Weshalb sollte Russland ein so großes Interesse an einem Zugriff auf diese landwirtschaftlichen und bergbaulichen Ressourcen der Ukraine haben, dass es dafür einen Krieg gegen sein Nachbarland beginnt? Der Kern der Antwort liegt m.E. einerseits in der Struktur der russischen Wirtschaft, die auf Extraktivismus basiert, also dem Export von landwirtschaftlichen Produkten und Bodenschätzen während Forschung, Entwicklung und die industrielle Basis global gesehen bedeutungslos sind, und andererseits in der von der EU vorangetriebenen Energiewende: Sie entzieht der russischen Wirtschaft ihre Basis: Russland ist weltweit der größte Exporteur fossiler Energieträger. Der russische Energieexperte Michail Krutichin bezifferte in einem Interview mit der taz vom 07.04.2022 die russische Abhängigkeit vom Export von Öl und Gas auf ca. 60 Prozent der Gesamteinnahmen der russischen Wirtschaft und auf ca. 1/3 des Staatshaushaltes. Ein schneller EU weiter bzw. weltweiter Ausstieg aus der fossilen Energieproduktion hätte für Russland also äußerst weitreichende ökonomische Folgen (Quelle – taz, 07.04.2022: Energieexperte über mögliches Embargo: „Gas ist wichtigste Einnahmequelle“).

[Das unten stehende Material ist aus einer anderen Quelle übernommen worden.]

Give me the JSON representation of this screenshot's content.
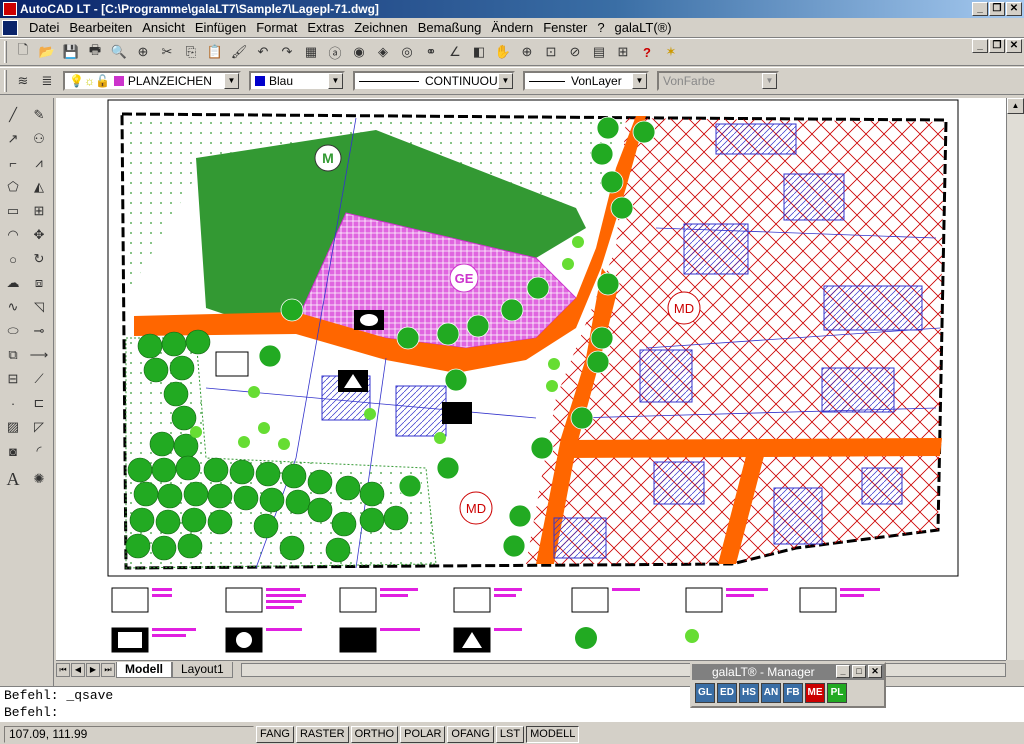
{
  "window": {
    "title": "AutoCAD LT - [C:\\Programme\\galaLT7\\Sample7\\Lagepl-71.dwg]"
  },
  "menu": [
    "Datei",
    "Bearbeiten",
    "Ansicht",
    "Einfügen",
    "Format",
    "Extras",
    "Zeichnen",
    "Bemaßung",
    "Ändern",
    "Fenster",
    "?",
    "galaLT(®)"
  ],
  "props": {
    "layer": "PLANZEICHEN",
    "color": "Blau",
    "linetype": "CONTINUOUS",
    "lineweight": "VonLayer",
    "plotstyle": "VonFarbe"
  },
  "drawing": {
    "labels": {
      "md1": "MD",
      "md2": "MD",
      "ge": "GE",
      "m": "M"
    },
    "colors": {
      "magenta": "#cc33cc",
      "green": "#339933",
      "orange": "#ff6600",
      "red": "#cc0000",
      "blue": "#3333cc",
      "tree": "#22aa22"
    }
  },
  "tabs": [
    "Modell",
    "Layout1"
  ],
  "command": {
    "line1": "Befehl: _qsave",
    "line2": "Befehl:"
  },
  "status": {
    "coords": "107.09, 111.99",
    "buttons": [
      "FANG",
      "RASTER",
      "ORTHO",
      "POLAR",
      "OFANG",
      "LST",
      "MODELL"
    ]
  },
  "manager": {
    "title": "galaLT® - Manager",
    "tools": [
      "GL",
      "ED",
      "HS",
      "AN",
      "FB",
      "ME",
      "PL"
    ]
  }
}
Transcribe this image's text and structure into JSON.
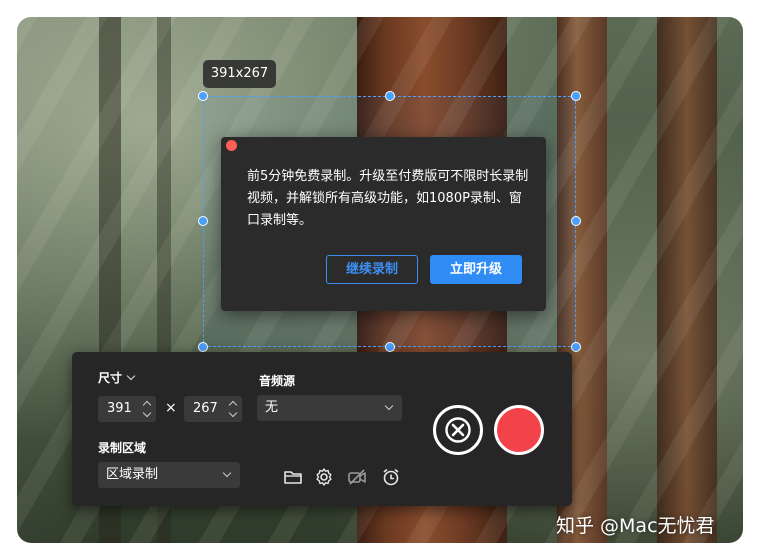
{
  "selection": {
    "size_label": "391x267"
  },
  "dialog": {
    "message": "前5分钟免费录制。升级至付费版可不限时长录制视频，并解锁所有高级功能，如1080P录制、窗口录制等。",
    "continue_label": "继续录制",
    "upgrade_label": "立即升级"
  },
  "panel": {
    "size_label": "尺寸",
    "width_value": "391",
    "times_sign": "×",
    "height_value": "267",
    "audio_label": "音频源",
    "audio_value": "无",
    "region_label": "录制区域",
    "region_value": "区域录制",
    "icons": [
      "folder-icon",
      "gear-icon",
      "camera-off-icon",
      "alarm-clock-icon"
    ]
  },
  "watermark": "知乎 @Mac无忧君",
  "colors": {
    "accent": "#2f8cf5",
    "record": "#f3434a",
    "close_dot": "#ff5f57",
    "selection": "#4aa0ff"
  }
}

Stefan Schultz hatte bereits in einem ausführlichen Spiegel-Artikel (Die grüne Weltrevolution) , der am 28.09.2019 erschien, die Frage erörtert, welche geopolitischen und ökonomischen Auswirkungen die Energiewende haben dürfte. Nach seiner Einschätzung wird durch die Energiewende die bisherige geopolitische und globale ökonomische Struktur tiefgreifend verändert. Das gilt nicht allein für Russland, sondern für alle Staaten, deren wirtschaftliche Basis der Export fossiler Energieträger bildet.

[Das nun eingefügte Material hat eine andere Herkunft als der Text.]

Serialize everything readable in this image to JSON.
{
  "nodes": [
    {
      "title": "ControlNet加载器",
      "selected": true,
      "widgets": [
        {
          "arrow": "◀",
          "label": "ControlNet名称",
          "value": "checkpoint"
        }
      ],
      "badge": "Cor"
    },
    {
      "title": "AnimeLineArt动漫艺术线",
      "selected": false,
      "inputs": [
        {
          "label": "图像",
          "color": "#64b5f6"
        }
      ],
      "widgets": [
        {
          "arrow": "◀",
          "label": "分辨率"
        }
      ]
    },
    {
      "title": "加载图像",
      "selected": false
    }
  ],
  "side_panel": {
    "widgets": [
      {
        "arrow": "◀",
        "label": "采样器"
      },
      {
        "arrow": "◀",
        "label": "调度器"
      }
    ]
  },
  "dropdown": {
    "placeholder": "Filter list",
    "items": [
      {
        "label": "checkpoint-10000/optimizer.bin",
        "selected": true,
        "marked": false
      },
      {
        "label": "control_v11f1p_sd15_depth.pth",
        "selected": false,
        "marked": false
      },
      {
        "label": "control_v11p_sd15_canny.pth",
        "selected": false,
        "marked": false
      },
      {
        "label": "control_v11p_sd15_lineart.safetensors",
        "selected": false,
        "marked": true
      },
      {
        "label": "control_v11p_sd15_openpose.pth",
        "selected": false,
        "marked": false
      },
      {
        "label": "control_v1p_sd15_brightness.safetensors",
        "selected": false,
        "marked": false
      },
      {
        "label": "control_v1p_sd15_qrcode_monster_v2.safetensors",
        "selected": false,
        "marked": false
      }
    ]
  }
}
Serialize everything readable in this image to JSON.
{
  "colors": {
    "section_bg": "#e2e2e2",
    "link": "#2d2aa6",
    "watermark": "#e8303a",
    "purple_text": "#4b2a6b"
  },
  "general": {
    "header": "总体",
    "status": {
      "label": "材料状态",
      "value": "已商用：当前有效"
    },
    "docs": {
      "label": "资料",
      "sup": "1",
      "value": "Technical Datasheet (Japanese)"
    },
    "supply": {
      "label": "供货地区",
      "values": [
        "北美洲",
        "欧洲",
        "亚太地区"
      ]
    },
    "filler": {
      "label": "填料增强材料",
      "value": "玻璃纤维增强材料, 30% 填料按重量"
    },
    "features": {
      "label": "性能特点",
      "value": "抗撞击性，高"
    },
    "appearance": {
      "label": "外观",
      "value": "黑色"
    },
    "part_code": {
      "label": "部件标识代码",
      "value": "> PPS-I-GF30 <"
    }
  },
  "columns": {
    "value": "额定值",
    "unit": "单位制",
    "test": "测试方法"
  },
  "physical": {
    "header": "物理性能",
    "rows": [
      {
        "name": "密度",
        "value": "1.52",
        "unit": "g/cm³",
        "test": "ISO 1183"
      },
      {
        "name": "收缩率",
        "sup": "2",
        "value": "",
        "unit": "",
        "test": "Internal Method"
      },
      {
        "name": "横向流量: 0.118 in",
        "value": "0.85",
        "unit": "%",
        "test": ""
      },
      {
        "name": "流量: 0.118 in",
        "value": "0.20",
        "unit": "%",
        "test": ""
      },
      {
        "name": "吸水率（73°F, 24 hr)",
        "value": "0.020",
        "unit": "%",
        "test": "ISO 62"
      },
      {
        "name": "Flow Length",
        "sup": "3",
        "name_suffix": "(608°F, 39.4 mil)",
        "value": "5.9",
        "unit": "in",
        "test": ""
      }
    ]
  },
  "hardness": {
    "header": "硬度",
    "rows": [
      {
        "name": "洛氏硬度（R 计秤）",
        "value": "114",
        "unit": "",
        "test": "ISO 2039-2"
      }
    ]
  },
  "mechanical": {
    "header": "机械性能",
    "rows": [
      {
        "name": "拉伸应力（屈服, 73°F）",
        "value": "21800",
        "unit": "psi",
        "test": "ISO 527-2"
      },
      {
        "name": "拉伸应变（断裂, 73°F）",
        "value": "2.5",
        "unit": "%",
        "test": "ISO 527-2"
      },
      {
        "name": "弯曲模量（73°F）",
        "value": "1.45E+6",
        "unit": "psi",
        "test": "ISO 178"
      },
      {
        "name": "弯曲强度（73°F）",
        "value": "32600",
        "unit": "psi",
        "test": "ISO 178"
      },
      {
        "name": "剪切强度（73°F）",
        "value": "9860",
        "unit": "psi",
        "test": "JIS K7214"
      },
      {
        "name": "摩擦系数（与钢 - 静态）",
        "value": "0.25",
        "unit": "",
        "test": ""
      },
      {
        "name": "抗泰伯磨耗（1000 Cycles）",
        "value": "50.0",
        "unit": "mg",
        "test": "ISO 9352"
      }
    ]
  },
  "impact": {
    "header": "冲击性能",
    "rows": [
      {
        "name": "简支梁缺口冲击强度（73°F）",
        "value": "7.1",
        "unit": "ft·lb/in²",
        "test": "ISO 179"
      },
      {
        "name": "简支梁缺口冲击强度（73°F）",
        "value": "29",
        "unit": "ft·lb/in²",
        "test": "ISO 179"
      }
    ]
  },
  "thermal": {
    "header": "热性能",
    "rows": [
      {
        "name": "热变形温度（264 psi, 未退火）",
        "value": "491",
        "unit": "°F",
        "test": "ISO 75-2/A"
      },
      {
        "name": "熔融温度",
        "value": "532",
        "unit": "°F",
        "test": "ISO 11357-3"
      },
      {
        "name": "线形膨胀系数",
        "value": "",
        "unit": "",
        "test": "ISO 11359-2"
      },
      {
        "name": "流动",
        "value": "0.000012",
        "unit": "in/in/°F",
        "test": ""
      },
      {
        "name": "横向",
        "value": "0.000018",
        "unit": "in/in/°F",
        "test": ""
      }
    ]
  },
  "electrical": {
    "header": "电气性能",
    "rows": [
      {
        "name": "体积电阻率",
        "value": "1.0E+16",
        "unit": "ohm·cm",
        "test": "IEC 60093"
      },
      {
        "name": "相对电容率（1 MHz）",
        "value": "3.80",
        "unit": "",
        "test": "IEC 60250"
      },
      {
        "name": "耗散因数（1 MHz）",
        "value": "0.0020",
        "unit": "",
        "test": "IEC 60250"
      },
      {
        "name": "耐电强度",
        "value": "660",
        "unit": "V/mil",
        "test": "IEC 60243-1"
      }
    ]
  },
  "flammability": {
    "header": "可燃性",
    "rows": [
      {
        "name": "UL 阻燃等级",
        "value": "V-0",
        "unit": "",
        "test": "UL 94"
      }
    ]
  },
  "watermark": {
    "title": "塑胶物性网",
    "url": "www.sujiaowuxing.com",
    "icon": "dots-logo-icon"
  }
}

Gleichwohl hat diese Einschätzung erstaunlicherweise bisher nur sehr begrenzte Aufmerksamkeit erfahren. Immerhin, vom 14.10.2021 findet sich ein Beitrag auf der Webseite des Senders “Deutsche Welle”*** (Lässt Putin den EU-Gasmarkt gezielt austrocknen?), in dem gefragt wird, ob die damalige Reduktion der russischen Gaslieferungen nach Europa ein Versuch sein könnte, die EU-Energiewende zu konterkarieren. Der Beitrag leitet diesen Schluss ab aus dem Konflikt zwischen der russischen Regierung und der EU um die Laufzeit von Gaslieferverträgen. Russland insistierte seinerzeit auf langfristigen Verträgen, die EU hingegen wollte nur einen Handel zu Tagespreisen an den entsprechenden Börsen, also keine langfristigen vertraglichen Bindungen eingehen. Der DF-Bericht endet mit folgender Einschätzung:
„Gleichzeitig würden solche Langfristverträge den Green Deal, die ambitionierten Dekarbonisierungspläne und Klimabemühungen der EU, konterkarieren. Denn die EU-Länder müssten bis Mitte oder gar Ende der 2030er Jahre große Mengen des fossilen Energieträgers Gas importieren, auch wenn die Erneuerbaren Energien bereits in diesem Jahrzehnt den erwarteten und angestrebten Entwicklungsschub bekommen sollten. Aber offensichtlich will Moskau genau das auch erreichen.“
Wenige Tage nach diesem DF-Beitrag, am 17.10.2021, erschien ein Spiegel-Interview mit dem bereits zitierten russischen Energieexperte Michail Krutichin, auf den sich auch der DF-Beitrag bezog. In diesem Interview hat Krutichin noch einmal deutlicher als in dem oben zitierten taz-Interview den kritischen Blick der russischen Regierung auf die EU-Energiewende herausgestellt:
„Russlands Führung ist plötzlich klar geworden, dass das, was sie erst in 50 Jahren erwartet haben, viel schneller Wirklichkeit wird. Sie haben gesehen, dass Europa – und nicht nur Europa – den Übergang zu einer CO2-freien Energieversorgung konkret plant, dass es ihn ernsthaft finanziert und dass es die nötigen Gesetze schafft. Russlands Führung hat verstanden, dass sie die Einnahmen aus dem Export ihrer fossilen Energieträger weit früher verlieren könnte, als sie dachte. Und deshalb wird jetzt faktisch ein Krieg erklärt: Sorry, aber ihr müsst diesen Übergang bremsen. Putin hat das klar formuliert, als er sagte, Russland werde bis 2060 klimaneutral. Das hieß übersetzt: Ihr mit euren Zieldaten 2035, 2040, 2050, macht mal langsamer, so schnell klappt das bei euch nicht. Und wenn ihr den Übergang trotzdem so schnell machen wollt, dann – das ist faktisch ein Ultimatum – werden wir euch diesen Winter frieren lassen, und ihr müsst eure Strategie zum Green Deal überdenken. Das ist sozusagen der große Krieg, und alles andere – der Streit um Verträge, Lieferrouten – sind nur Episoden, Scharmützel in diesem Krieg.“
Einen Ersatz von Erdgaslieferungen durch die Produktion und den Export von Wasserstoff in die EU sieht Krutichin aus technischen Gründen, aber auch aufgrund der Tatschte, dass Wasserstoff ebenso gut in anderen sonnenreichen Regionen produziert werden kann, kritisch.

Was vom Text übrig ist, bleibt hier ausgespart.